I have spoken to you so far of a prince… Do I need to speak to you of the monster?
For decades, on all the platforms, Gilles Proulx has spoken of Quebecers as a people of cellars and insignificants. Doesn’t the fact of enduring this for so long at least say something about our collective daze in the face of such people?
In a documentary, director Alanis Obomsawin makes hear the belching of Gilles Proulx during the Oka crisis. We must see again these indigenous women and children whose convoy is stoned in stride by stone throwing. Last year, host and writer Michel Jean pointed out to the Duty that Gilles Proulx continues to maintain crude prejudices against Aboriginal people at the microphone of QUB radio, without his host taking the trouble to even lift a finger to reframe his remarks.
Criticism at home, when it involves a woman, often reaches the depths of the sewer workers. Proulx had gone so far as to describe on television a rape victim, found half dead, as a “little bitch”, “little silly girl”, “little cow”. We must now hear him talk about Mayor Valérie Plante!

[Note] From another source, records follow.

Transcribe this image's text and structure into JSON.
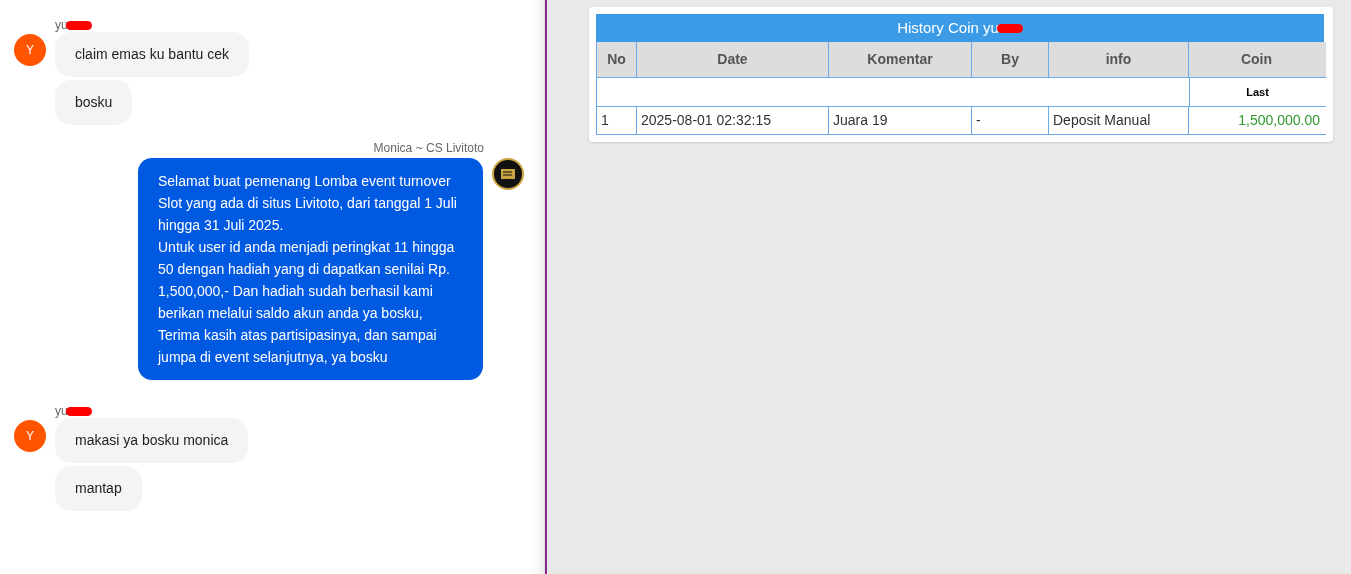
{
  "chat": [
    {
      "kind": "incoming",
      "sender": "yu",
      "avatar": "Y",
      "bubbles": [
        "claim emas ku bantu cek",
        "bosku"
      ]
    },
    {
      "kind": "outgoing",
      "sender": "Monica ~ CS Livitoto",
      "bubbles": [
        "Selamat buat pemenang Lomba event turnover Slot yang ada di situs Livitoto, dari tanggal 1 Juli hingga 31 Juli 2025.\nUntuk user id anda menjadi peringkat 11 hingga 50 dengan hadiah yang di dapatkan senilai Rp. 1,500,000,- Dan hadiah sudah berhasil kami berikan melalui saldo akun anda ya bosku, Terima kasih atas partisipasinya, dan sampai jumpa di event selanjutnya, ya bosku"
      ]
    },
    {
      "kind": "incoming",
      "sender": "yu",
      "avatar": "Y",
      "bubbles": [
        "makasi ya bosku monica",
        "mantap"
      ]
    }
  ],
  "history": {
    "title": "History Coin yu",
    "columns": [
      "No",
      "Date",
      "Komentar",
      "By",
      "info",
      "Coin"
    ],
    "subheader": "Last",
    "rows": [
      [
        "1",
        "2025-08-01 02:32:15",
        "Juara 19",
        "-",
        "Deposit Manual",
        "1,500,000.00"
      ]
    ]
  }
}
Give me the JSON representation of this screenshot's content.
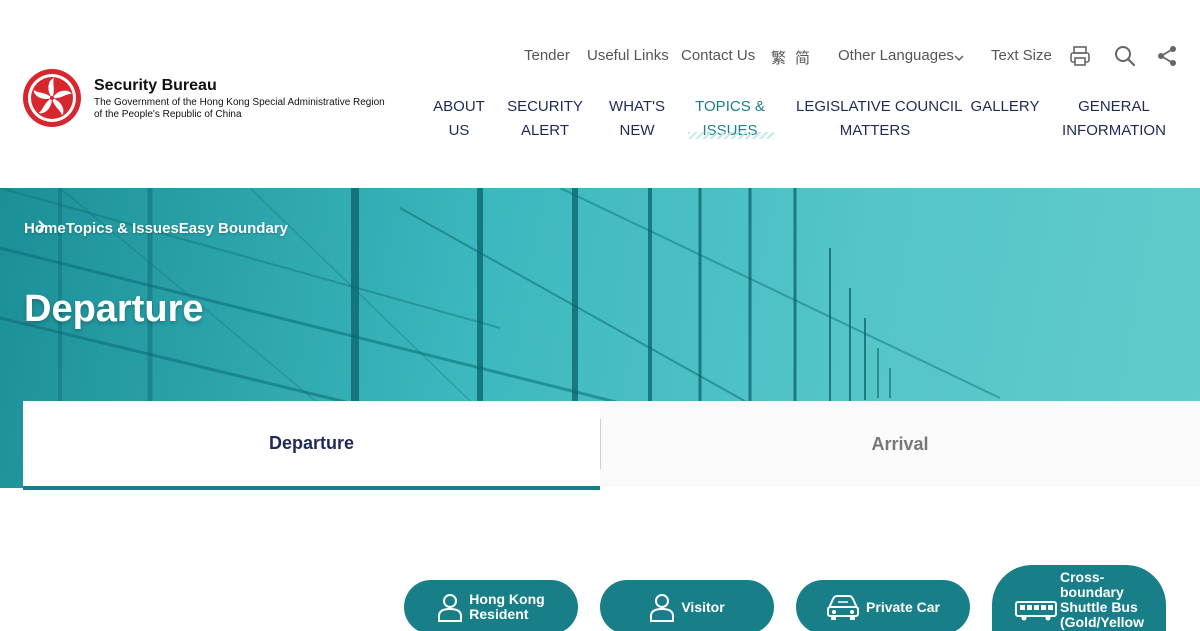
{
  "org": {
    "title": "Security Bureau",
    "subtitle_line1": "The Government of the Hong Kong Special Administrative Region",
    "subtitle_line2": "of the People's Republic of China"
  },
  "utility": {
    "tender": "Tender",
    "useful_links": "Useful Links",
    "contact_us": "Contact Us",
    "lang_tc": "繁",
    "lang_sc": "简",
    "other_languages": "Other Languages",
    "text_size": "Text Size",
    "icons": [
      "print-icon",
      "search-icon",
      "share-icon"
    ]
  },
  "nav": {
    "items": [
      {
        "line1": "ABOUT",
        "line2": "US"
      },
      {
        "line1": "SECURITY",
        "line2": "ALERT"
      },
      {
        "line1": "WHAT'S",
        "line2": "NEW"
      },
      {
        "line1": "TOPICS &",
        "line2": "ISSUES"
      },
      {
        "line1": "LEGISLATIVE COUNCIL",
        "line2": "MATTERS"
      },
      {
        "line1": "GALLERY",
        "line2": ""
      },
      {
        "line1": "GENERAL",
        "line2": "INFORMATION"
      }
    ],
    "active_index": 3
  },
  "breadcrumb": [
    "Home",
    "Topics & Issues",
    "Easy Boundary"
  ],
  "page_title": "Departure",
  "tabs": [
    "Departure",
    "Arrival"
  ],
  "categories": [
    {
      "line1": "Hong Kong",
      "line2": "Resident",
      "icon": "person-icon"
    },
    {
      "line1": "Visitor",
      "line2": "",
      "icon": "person-icon"
    },
    {
      "line1": "Private Car",
      "line2": "",
      "icon": "car-icon"
    },
    {
      "line1": "Cross-",
      "line2": "boundary",
      "line3": "Shuttle Bus",
      "line4": "(Gold/Yellow",
      "icon": "bus-icon"
    }
  ],
  "colors": {
    "primary": "#187f88",
    "nav_text": "#1f2a55",
    "active_nav": "#197f8a",
    "emblem_red": "#d7262e"
  }
}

The show Investigation revealed in 2012 that Proulx was among those who saw fit to pay for a bogus graduate degree. This false certificate of studies had been awarded to him by an American university, which was just as much, without him feeling particularly embarrassed.
In his history books, which claim to be popular, but which are populist at best, Gilles Proulx strides along the well-trodden ruts of a nationalist novel. He rehearses for his readers remarks from another era, without ever taking the trouble to confront them with the rigor of the historical method and up-to-date knowledge. So that, as long as you do, it is even better to reread the dated sources that he paraphrases, the Lionel Groulx, Michel Brunet and other Robert Rumilly.

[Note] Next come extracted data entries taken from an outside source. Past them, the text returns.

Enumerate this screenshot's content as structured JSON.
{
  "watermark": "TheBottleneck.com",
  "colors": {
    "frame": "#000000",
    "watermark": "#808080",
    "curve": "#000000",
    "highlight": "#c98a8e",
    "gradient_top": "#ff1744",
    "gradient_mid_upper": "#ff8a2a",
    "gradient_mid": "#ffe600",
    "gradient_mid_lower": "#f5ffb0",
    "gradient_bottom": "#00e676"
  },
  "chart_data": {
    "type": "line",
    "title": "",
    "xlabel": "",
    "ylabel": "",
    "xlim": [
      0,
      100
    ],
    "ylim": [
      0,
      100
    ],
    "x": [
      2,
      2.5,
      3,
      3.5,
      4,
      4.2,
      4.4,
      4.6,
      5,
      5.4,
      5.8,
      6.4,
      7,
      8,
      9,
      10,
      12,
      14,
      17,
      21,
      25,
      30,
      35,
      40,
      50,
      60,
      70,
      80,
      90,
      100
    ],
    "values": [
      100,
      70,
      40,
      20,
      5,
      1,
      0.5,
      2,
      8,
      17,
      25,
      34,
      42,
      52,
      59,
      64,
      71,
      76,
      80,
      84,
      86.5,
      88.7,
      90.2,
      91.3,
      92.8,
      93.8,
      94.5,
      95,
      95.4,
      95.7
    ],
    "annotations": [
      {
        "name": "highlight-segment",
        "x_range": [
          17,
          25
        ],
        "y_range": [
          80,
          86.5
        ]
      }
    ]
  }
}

Who can imagine today that he was employed, for years, as a lecturer by the University of Montreal and that he obtained, along the way, a number of prizes for “his contribution to the development of journalism »? The figure of Gilles Proulx expresses something that has gone wrong in our beautiful society.
Himself a former Parti Québécois candidate, he affirms that we must get rid of the deputies of Québec solidaire as if it were “gangrene”. His words, as always, go a long way. Do they go beyond his thought? The Premier of Quebec, in any case, saw fit to condemn them. And Gabriel Nadeau-Dubois, in reaction, welcomed it. While it is about the talk of the airhead and the scatterbrains who still give it credit, it is not about the management of the state.
Gilles Proulx has always been a diversion. And talking about the excesses of all the Gilles Proulx, over the course of the news and at the heart of the day, is always easier than settling substantive issues.
Everyone knows, however, that shouters and chatterboxes only write their names in the winds of history. If they continue to be heard, it is because they bring money to those who support them. It is they, above all, who deserve to be questioned.
It’s worth sticking your nose out of buzz serial. Life and its future are played out elsewhere than among all the surly people who have fun playing, on a whim, yesterday as today, pitiful incarnations of Caligula.